I have a lot of regret that I didn’t meet my goal, but I learned quite a bit along the way as well. I’m hoping that these lessons may help me next year and help others when November comes around again.

  • Life Preparation: It’s really easy to pick up a pad of paper or open an editor on November 1st and think “I’ve got this!”. The problem is that you have a month to write 50,000 words and you have to come up with a game plan before November 1st. You have to do everything you can to make sure your schedule is clear and that others who depend on you are aware of your limited availability. You need to put a structure in place, because things get hectic without one.
  • Story PreparationThis is the one thing I actually did, but I didn’t do it enough. The idea is to write the novel in a month, but that doesn’t mean you can’t start doing some outlines and coming up with ideas before November. I had come up with ideas, but I also put off a lot of brainstorming and research until the contest kicked off. My story required a great deal of research to make it more factual and entertaining, which chewed up a lot of my writing time. It’s also hard to write after you’ve spent several hours reading research material.
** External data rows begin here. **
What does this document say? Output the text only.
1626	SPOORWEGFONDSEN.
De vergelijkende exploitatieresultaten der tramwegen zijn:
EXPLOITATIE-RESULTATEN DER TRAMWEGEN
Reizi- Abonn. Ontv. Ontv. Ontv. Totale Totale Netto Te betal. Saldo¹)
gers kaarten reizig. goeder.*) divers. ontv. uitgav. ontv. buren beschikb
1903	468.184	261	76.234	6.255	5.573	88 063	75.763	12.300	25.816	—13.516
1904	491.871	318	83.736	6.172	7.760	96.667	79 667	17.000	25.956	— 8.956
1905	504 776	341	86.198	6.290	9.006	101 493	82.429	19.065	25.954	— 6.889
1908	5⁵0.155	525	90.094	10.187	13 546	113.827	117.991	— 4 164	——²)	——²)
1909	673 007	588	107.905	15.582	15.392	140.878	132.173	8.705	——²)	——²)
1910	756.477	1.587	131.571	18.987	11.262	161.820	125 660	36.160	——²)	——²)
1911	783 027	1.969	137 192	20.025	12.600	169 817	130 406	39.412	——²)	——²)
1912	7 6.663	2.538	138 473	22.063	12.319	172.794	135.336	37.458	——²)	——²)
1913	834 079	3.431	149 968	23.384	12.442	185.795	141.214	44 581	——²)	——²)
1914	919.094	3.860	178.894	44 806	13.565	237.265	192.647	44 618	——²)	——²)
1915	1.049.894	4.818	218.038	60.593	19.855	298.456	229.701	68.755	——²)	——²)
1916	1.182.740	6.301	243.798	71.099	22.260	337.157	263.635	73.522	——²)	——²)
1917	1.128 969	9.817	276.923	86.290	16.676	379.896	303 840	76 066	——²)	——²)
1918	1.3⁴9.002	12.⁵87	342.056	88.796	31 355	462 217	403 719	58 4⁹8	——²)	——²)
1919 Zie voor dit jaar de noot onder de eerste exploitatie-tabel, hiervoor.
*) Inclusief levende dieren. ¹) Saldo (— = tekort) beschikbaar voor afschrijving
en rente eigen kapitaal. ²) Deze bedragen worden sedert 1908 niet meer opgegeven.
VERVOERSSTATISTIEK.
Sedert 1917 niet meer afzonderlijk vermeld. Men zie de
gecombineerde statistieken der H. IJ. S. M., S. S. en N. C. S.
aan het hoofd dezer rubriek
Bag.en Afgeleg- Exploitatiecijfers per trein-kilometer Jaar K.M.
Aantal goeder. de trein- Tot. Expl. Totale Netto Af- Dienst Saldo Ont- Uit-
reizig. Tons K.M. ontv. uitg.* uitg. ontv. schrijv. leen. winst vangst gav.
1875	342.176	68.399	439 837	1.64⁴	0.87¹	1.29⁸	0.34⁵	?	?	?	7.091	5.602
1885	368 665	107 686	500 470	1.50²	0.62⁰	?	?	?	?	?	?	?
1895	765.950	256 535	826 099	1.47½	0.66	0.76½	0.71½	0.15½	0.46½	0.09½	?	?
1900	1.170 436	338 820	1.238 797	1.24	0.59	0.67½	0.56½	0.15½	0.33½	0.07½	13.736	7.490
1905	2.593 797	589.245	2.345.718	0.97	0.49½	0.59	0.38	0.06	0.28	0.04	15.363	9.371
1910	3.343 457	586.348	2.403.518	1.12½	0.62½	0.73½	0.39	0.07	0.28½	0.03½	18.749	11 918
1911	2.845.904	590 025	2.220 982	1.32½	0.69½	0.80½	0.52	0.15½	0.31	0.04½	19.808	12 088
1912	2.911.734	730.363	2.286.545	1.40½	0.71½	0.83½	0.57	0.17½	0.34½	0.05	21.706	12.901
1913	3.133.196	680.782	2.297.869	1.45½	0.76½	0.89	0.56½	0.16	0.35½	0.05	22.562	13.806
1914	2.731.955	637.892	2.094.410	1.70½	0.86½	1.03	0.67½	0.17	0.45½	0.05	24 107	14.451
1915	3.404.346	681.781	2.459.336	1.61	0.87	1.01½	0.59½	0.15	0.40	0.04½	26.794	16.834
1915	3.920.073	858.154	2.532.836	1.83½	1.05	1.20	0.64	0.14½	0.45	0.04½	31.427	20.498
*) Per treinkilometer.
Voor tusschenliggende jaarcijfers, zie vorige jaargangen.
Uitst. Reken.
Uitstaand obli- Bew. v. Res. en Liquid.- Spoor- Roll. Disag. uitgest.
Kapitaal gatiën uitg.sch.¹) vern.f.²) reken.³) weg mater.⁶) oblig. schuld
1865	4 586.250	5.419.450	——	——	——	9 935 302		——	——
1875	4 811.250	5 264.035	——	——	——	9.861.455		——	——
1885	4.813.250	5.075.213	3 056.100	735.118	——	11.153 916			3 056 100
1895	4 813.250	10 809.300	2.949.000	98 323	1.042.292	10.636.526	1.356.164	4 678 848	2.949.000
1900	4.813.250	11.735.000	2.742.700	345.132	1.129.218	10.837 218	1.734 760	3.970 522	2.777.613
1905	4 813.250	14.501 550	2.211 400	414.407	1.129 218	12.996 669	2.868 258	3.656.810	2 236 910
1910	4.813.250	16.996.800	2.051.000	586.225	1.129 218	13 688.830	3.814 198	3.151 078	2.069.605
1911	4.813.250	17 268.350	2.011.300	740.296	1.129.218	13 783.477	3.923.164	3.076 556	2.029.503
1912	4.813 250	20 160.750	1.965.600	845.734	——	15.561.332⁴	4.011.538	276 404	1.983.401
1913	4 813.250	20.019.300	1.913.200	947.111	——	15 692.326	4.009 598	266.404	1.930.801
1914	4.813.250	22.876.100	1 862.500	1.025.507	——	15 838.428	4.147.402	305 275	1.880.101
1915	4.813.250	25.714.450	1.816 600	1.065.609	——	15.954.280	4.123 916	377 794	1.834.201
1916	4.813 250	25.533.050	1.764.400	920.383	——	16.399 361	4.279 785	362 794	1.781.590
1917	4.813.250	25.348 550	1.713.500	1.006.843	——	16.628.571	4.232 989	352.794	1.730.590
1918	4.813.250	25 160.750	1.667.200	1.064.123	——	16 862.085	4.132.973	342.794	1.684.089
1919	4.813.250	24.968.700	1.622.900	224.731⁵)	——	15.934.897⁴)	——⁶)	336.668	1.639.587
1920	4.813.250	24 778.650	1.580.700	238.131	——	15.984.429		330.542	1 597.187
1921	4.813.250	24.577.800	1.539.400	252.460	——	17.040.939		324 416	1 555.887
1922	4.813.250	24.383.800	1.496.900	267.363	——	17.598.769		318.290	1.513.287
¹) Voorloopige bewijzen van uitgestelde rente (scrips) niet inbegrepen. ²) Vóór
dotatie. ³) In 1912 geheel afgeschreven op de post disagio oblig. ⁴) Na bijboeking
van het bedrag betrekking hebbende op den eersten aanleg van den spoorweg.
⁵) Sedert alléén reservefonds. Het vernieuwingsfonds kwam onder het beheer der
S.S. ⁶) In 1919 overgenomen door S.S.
  • Flexible Goals: This could go with the first bullet, but the idea is to set smaller goals. I did this to a degree, using the suggested 1,667 words per day. The problem this made is that any idea where I didn’t meet my daily goal, I felt depressed and inadequate. Yes, that’s my own mental issues playing a role in my failure, but it made me feel like I had lost the contest on the first day I didn’t do what I had expected to do. Next year, I will outline word goals for specific days of the month. I will keep the 1,667 as something I’d like to reach, but my bigger target will be the larger number at the end of each week.
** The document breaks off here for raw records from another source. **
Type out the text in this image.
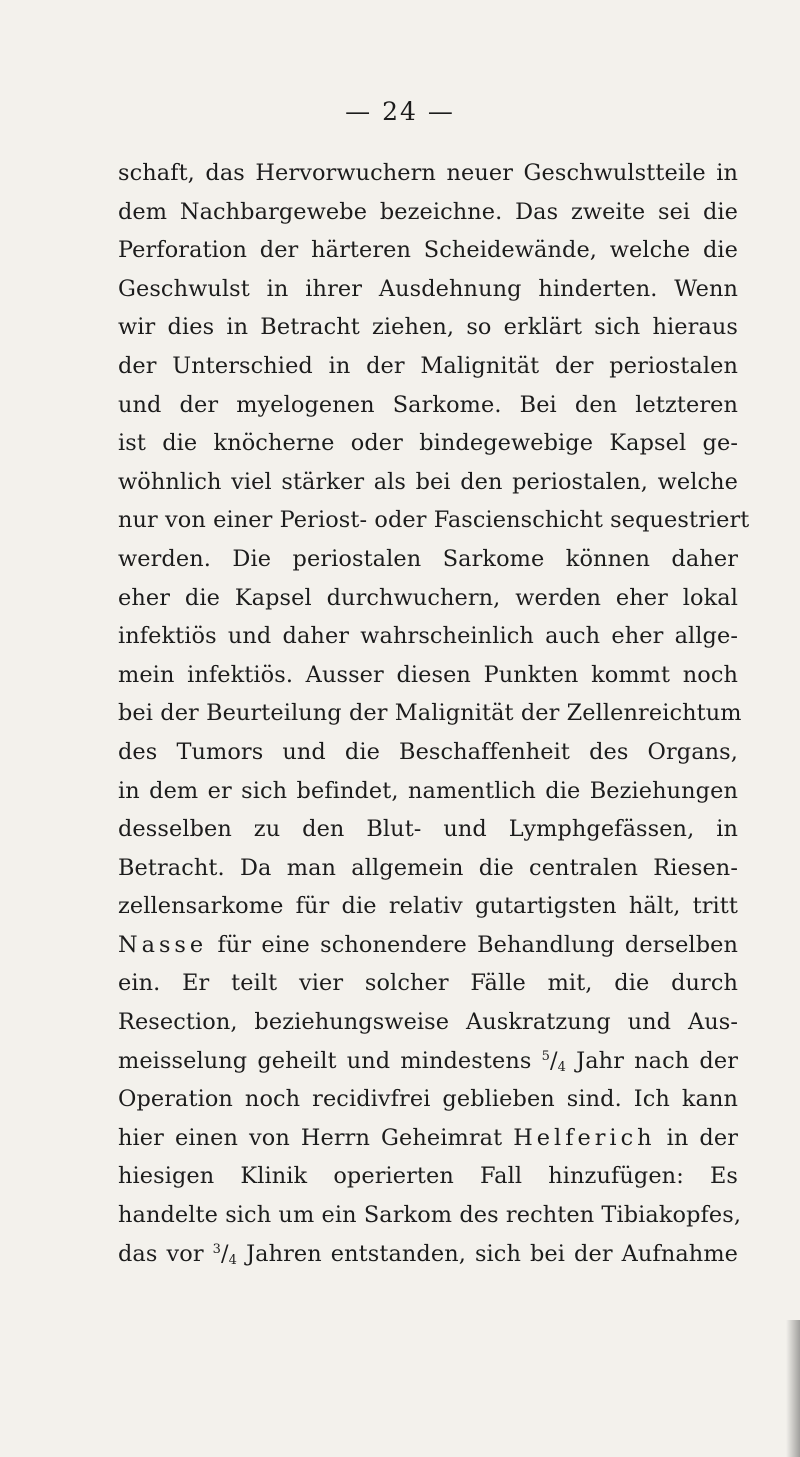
— 24 —
schaft, das Hervorwuchern neuer Geschwulstteile in
dem Nachbargewebe bezeichne. Das zweite sei die
Perforation der härteren Scheidewände, welche die
Geschwulst in ihrer Ausdehnung hinderten. Wenn
wir dies in Betracht ziehen, so erklärt sich hieraus
der Unterschied in der Malignität der periostalen
und der myelogenen Sarkome. Bei den letzteren
ist die knöcherne oder bindegewebige Kapsel ge-
wöhnlich viel stärker als bei den periostalen, welche
nur von einer Periost- oder Fascienschicht sequestriert
werden. Die periostalen Sarkome können daher
eher die Kapsel durchwuchern, werden eher lokal
infektiös und daher wahrscheinlich auch eher allge-
mein infektiös. Ausser diesen Punkten kommt noch
bei der Beurteilung der Malignität der Zellenreichtum
des Tumors und die Beschaffenheit des Organs,
in dem er sich befindet, namentlich die Beziehungen
desselben zu den Blut- und Lymphgefässen, in
Betracht. Da man allgemein die centralen Riesen-
zellensarkome für die relativ gutartigsten hält, tritt
Nasse für eine schonendere Behandlung derselben
ein. Er teilt vier solcher Fälle mit, die durch
Resection, beziehungsweise Auskratzung und Aus-
meisselung geheilt und mindestens $^5/_4$ Jahr nach der
Operation noch recidivfrei geblieben sind. Ich kann
hier einen von Herrn Geheimrat Helferich in der
hiesigen Klinik operierten Fall hinzufügen: Es
handelte sich um ein Sarkom des rechten Tibiakopfes,
das vor $^3/_4$ Jahren entstanden, sich bei der Aufnahme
  • Mental Road Blocks: This isn’t a lesson that I’ve learned as much as it’s something I’m now painfully aware of. I’ve yet to figure out how to solve this problem, but I’m more aware of it now than before. My self-esteem and self-doubt played a huge role in my failure this month. I just didn’t “feel” like writing sometimes, and each time I drilled down to find that I didn’t feel like it would’ve made any difference. I do suffer from depression, though I don’t show it much in person. It’s there though and it seems to lash out from the depths I keep it and sabotage my goals. I plan on enlisting some professional help to deal with it, so maybe that will be the solution.

All in all, what I do have is a partially-written story. I might make it available under license for everyone to read, but not yet. The failure of this year’s NaNoWriMo is affecting me, and it’s still too soon to allow for criticism.

Thanks again for all the support, and I hope to see everyone back here in November 2013.